- Spanish Republican Flag
- Founded: 1931
- Disbanded: 1939
- Service branches: Army Navy Air Force

Leadership
- Commander-in-chief: Manuel Azaña (last)
- Prime minister: José Miaja (last)
- Minister of Defence: Segismundo Casado (last)

Personnel
- Active personnel: 225.000 (1936)

Industry
- Domestic suppliers: CASA Hispano-Suiza Spanish Society for Naval Construction

Related articles
- History: Sanjurjada Revolution of 1934 Spanish Civil War
- Ranks: Military ranks of the Second Spanish Republic

= Spanish Republican Armed Forces =

Military of the Second Spanish Republic

The Spanish Republican Armed Forces (Fuerzas Armadas de la República Española) were initially formed by the following two branches of the military of the Second Spanish Republic:
- Spanish Republican Army (Ejército de la República Española (1931–1936) and Ejército Popular de la República Española (1936–1939)).

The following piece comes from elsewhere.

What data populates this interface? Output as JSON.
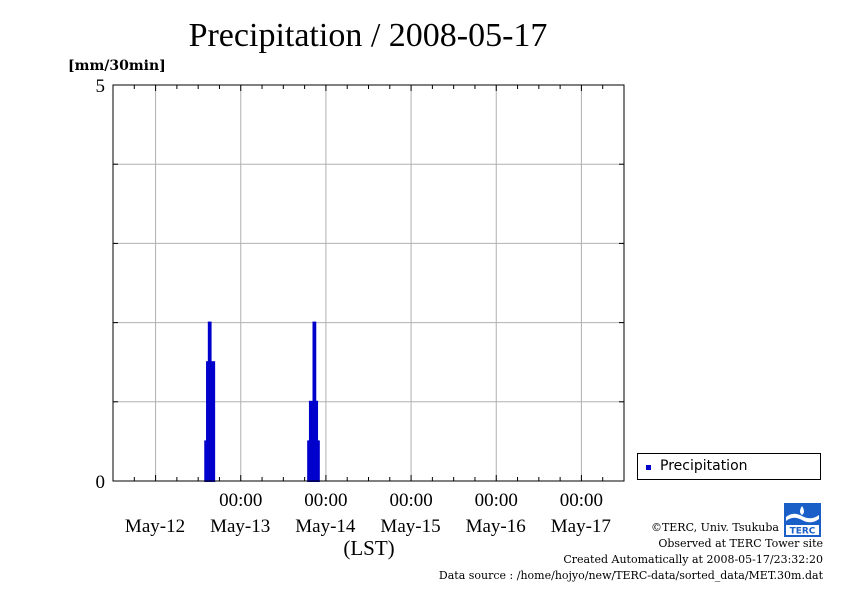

It included the Aeronáutica Militar air arm.
- Spanish Republican Navy (Marina de Guerra de la República Española), which included the naval aviation (Aeronáutica Naval).
- Spanish Republican Air Force (Fuerzas Aéreas de la República Española) (FARE)

==History==
The Spanish Republican Armed Forces went through two phases during their existence:
- The pre-Spanish Civil War phase, before the coup of July 1936 that would fracture the Spanish military institution.
- The Civil War reorganization of the forces that remained loyal to the established republican government.

===Air Force===

At the time of the democratic municipal elections that led to the proclamation of the Spanish Republic, the Air Force was divided in two branches, the Aeronáutica Militar and Aeronáutica Naval, the former being the air arm of the Spanish Republican Army and the latter the naval aviation of the Spanish Republican Navy.

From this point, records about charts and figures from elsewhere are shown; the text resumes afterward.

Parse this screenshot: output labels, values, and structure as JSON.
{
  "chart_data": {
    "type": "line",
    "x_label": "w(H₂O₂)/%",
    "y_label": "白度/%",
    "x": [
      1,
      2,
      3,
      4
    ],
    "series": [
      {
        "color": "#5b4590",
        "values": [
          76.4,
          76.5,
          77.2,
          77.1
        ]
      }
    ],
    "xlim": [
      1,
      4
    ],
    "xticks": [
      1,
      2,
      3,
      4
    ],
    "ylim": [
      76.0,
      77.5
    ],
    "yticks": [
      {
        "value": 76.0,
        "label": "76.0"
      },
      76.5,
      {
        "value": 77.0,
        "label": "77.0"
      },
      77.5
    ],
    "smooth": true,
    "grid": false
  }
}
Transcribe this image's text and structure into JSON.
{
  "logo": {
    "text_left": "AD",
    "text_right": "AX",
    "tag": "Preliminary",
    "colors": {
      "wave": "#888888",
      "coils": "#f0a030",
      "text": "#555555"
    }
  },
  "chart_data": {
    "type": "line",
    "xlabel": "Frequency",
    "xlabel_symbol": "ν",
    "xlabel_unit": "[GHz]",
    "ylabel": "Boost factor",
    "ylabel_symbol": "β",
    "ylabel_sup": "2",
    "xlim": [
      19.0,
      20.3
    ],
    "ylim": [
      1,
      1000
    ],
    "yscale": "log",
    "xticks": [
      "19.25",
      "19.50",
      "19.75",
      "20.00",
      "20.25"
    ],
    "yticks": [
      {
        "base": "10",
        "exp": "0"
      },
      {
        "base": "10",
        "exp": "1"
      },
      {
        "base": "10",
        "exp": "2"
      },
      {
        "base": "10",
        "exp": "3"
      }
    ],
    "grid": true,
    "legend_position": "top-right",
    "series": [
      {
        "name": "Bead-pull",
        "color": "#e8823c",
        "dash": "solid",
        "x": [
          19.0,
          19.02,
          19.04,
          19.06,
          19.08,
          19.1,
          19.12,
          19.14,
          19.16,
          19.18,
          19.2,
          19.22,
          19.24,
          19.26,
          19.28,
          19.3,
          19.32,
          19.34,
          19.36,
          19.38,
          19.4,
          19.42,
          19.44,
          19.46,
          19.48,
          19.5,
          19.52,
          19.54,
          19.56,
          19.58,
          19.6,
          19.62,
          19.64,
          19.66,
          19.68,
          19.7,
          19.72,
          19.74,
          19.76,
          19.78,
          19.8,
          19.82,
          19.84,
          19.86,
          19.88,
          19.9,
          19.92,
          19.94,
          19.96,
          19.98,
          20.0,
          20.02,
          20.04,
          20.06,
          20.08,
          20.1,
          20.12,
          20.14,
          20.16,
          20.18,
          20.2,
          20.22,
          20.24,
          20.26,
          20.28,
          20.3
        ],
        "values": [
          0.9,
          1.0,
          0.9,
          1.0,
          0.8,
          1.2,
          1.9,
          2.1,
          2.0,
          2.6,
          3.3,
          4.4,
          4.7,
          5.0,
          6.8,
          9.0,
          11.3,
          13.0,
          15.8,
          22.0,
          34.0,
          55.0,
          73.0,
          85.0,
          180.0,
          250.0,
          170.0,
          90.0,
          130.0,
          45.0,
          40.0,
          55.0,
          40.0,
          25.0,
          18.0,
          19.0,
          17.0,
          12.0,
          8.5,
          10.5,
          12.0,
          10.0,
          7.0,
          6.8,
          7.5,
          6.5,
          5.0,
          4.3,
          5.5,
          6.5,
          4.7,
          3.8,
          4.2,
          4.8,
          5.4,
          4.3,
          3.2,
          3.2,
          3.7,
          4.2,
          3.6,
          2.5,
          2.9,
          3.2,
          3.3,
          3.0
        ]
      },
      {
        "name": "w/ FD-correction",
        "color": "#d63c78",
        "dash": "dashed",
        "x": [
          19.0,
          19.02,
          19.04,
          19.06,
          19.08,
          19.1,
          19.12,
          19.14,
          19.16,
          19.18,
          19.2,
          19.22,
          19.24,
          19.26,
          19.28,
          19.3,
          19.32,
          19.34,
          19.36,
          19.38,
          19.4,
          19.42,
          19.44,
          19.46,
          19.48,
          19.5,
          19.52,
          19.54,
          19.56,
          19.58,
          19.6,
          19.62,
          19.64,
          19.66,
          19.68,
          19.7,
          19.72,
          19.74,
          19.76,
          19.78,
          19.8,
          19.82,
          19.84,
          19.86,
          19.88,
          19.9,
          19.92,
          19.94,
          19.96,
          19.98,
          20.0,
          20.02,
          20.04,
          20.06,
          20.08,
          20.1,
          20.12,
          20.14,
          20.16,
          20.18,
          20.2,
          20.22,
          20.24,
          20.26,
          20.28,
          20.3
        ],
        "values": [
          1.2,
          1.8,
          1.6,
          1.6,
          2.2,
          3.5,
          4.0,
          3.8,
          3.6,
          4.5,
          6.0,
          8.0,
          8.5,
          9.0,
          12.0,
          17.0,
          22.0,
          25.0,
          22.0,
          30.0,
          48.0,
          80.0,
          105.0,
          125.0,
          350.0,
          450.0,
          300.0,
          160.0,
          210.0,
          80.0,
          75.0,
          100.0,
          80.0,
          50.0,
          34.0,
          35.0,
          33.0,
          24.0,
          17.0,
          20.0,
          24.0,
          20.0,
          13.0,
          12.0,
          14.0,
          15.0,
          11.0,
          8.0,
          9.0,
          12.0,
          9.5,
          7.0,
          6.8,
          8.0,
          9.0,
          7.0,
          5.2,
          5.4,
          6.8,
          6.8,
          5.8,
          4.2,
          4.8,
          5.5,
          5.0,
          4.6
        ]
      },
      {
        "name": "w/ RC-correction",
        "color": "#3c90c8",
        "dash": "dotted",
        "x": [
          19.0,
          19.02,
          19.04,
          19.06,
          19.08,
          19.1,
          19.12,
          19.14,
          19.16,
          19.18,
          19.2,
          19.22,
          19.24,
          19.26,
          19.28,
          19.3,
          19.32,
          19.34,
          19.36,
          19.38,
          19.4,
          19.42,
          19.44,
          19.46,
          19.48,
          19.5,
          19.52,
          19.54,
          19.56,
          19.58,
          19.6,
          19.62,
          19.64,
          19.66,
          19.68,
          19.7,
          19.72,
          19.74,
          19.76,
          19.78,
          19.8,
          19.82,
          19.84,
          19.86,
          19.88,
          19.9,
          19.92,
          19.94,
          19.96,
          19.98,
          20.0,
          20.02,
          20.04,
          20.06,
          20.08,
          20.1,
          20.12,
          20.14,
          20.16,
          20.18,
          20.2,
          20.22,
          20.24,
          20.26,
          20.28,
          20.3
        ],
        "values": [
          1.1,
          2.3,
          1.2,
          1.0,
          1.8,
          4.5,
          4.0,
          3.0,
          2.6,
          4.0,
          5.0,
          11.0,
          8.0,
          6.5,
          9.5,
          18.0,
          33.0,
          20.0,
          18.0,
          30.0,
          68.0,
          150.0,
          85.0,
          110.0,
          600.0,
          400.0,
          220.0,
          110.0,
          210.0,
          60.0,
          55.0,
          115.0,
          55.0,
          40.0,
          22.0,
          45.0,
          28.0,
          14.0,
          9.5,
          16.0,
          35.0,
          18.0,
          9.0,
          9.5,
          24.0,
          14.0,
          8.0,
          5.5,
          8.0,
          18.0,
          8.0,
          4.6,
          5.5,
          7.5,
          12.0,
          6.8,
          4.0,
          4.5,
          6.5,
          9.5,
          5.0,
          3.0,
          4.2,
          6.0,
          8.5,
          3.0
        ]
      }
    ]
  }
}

In September 1936 the Navy and Air Ministry (Ministerio de Marina y Aire) and the Air Undersecretariat, (Subsecretaria del Aire), both part of the National Defence Ministry (Ministerio de la Defensa Nacional) of the Republic, were established under the command of Indalecio Prieto as minister.

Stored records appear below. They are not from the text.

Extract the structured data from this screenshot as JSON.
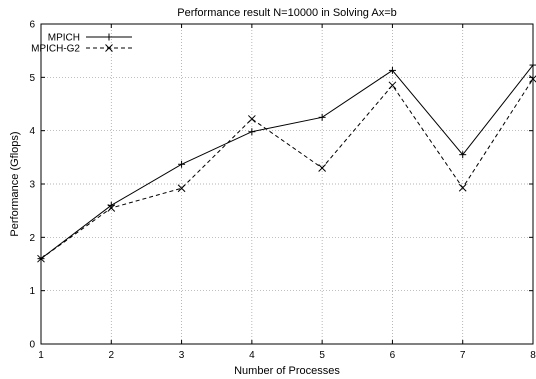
{
  "chart_data": {
    "type": "line",
    "title": "Performance result N=10000 in Solving Ax=b",
    "xlabel": "Number of Processes",
    "ylabel": "Performance (Gflops)",
    "x": [
      1,
      2,
      3,
      4,
      5,
      6,
      7,
      8
    ],
    "xlim": [
      1,
      8
    ],
    "ylim": [
      0,
      6
    ],
    "xticks": [
      1,
      2,
      3,
      4,
      5,
      6,
      7,
      8
    ],
    "yticks": [
      0,
      1,
      2,
      3,
      4,
      5,
      6
    ],
    "grid": true,
    "legend_position": "top-left",
    "series": [
      {
        "name": "MPICH",
        "marker": "plus",
        "dash": "solid",
        "color": "#000000",
        "values": [
          1.6,
          2.6,
          3.37,
          3.98,
          4.25,
          5.13,
          3.55,
          5.23
        ]
      },
      {
        "name": "MPICH-G2",
        "marker": "cross",
        "dash": "dashed",
        "color": "#000000",
        "values": [
          1.6,
          2.55,
          2.92,
          4.22,
          3.3,
          4.85,
          2.93,
          4.97
        ]
      }
    ]
  }
}
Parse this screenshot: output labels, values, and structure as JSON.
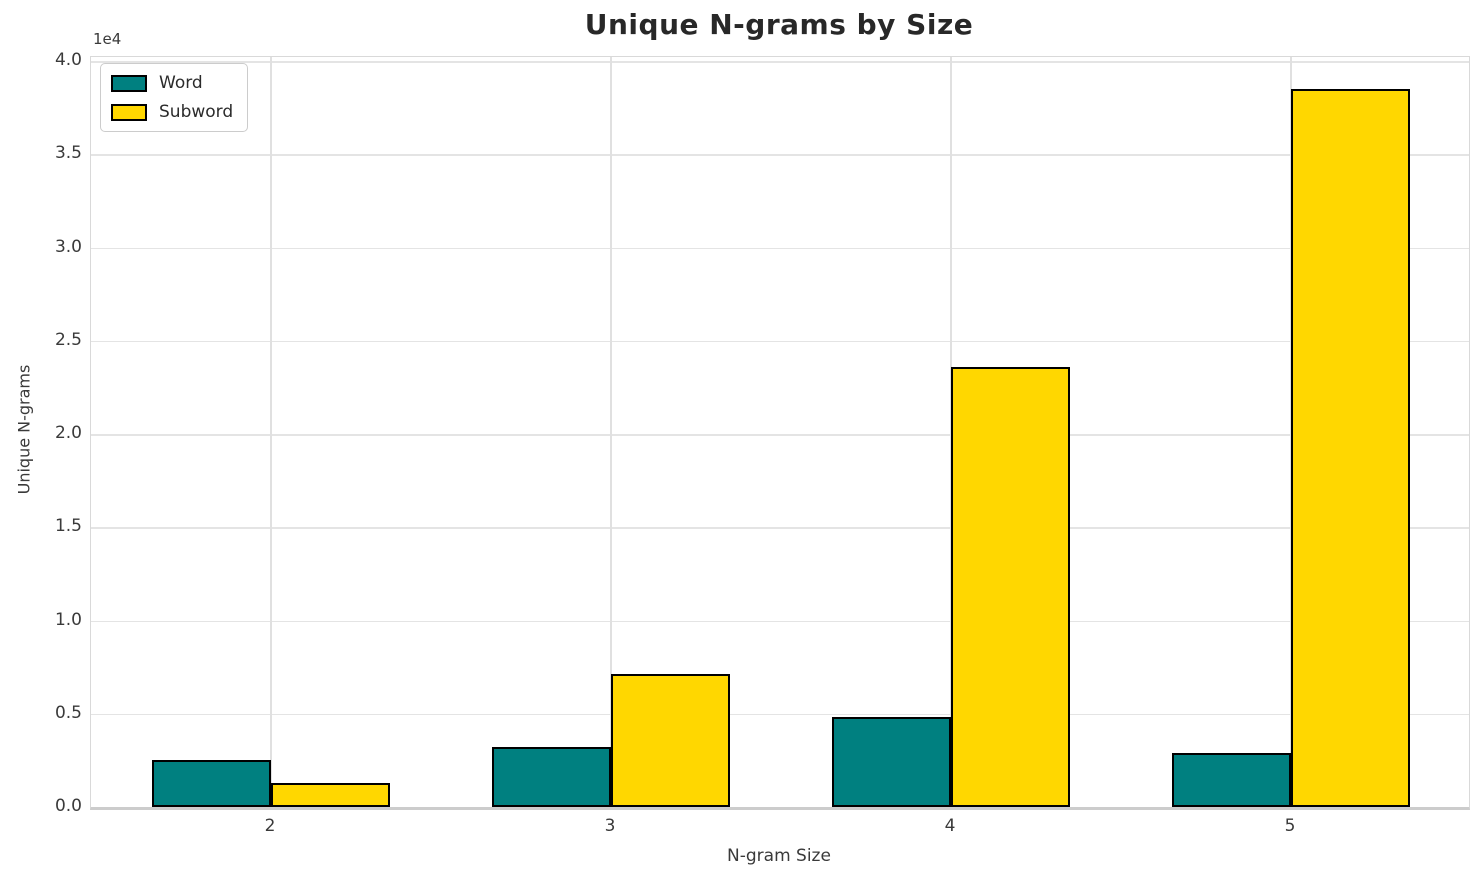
{
  "chart_data": {
    "type": "bar",
    "title": "Unique N-grams by Size",
    "xlabel": "N-gram Size",
    "ylabel": "Unique N-grams",
    "offset_text": "1e4",
    "categories": [
      "2",
      "3",
      "4",
      "5"
    ],
    "series": [
      {
        "name": "Word",
        "color": "#008080",
        "values": [
          2400,
          3100,
          4700,
          2800
        ]
      },
      {
        "name": "Subword",
        "color": "#FFD700",
        "values": [
          1200,
          7000,
          23500,
          38400
        ]
      }
    ],
    "ylim": [
      0,
      40000
    ],
    "y_ticks": [
      0,
      5000,
      10000,
      15000,
      20000,
      25000,
      30000,
      35000,
      40000
    ],
    "y_tick_labels": [
      "0.0",
      "0.5",
      "1.0",
      "1.5",
      "2.0",
      "2.5",
      "3.0",
      "3.5",
      "4.0"
    ],
    "grid": true,
    "legend_position": "upper left",
    "bar_edge_color": "#000000",
    "colors": {
      "word": "#008080",
      "subword": "#FFD700",
      "grid": "#e4e4e4",
      "text": "#3a3a3a"
    }
  }
}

The Republican air arm was restructured again in May 1937, well into the Civil War. The new structure unified the Aeronáutica Militar and Aeronáutica Naval. Some sources give this date as the date of the creation of the Spanish Republican Air Force, although it had been previously operative already under its two branches. The Republican Air Force would keep this structure until this disbandment two years later.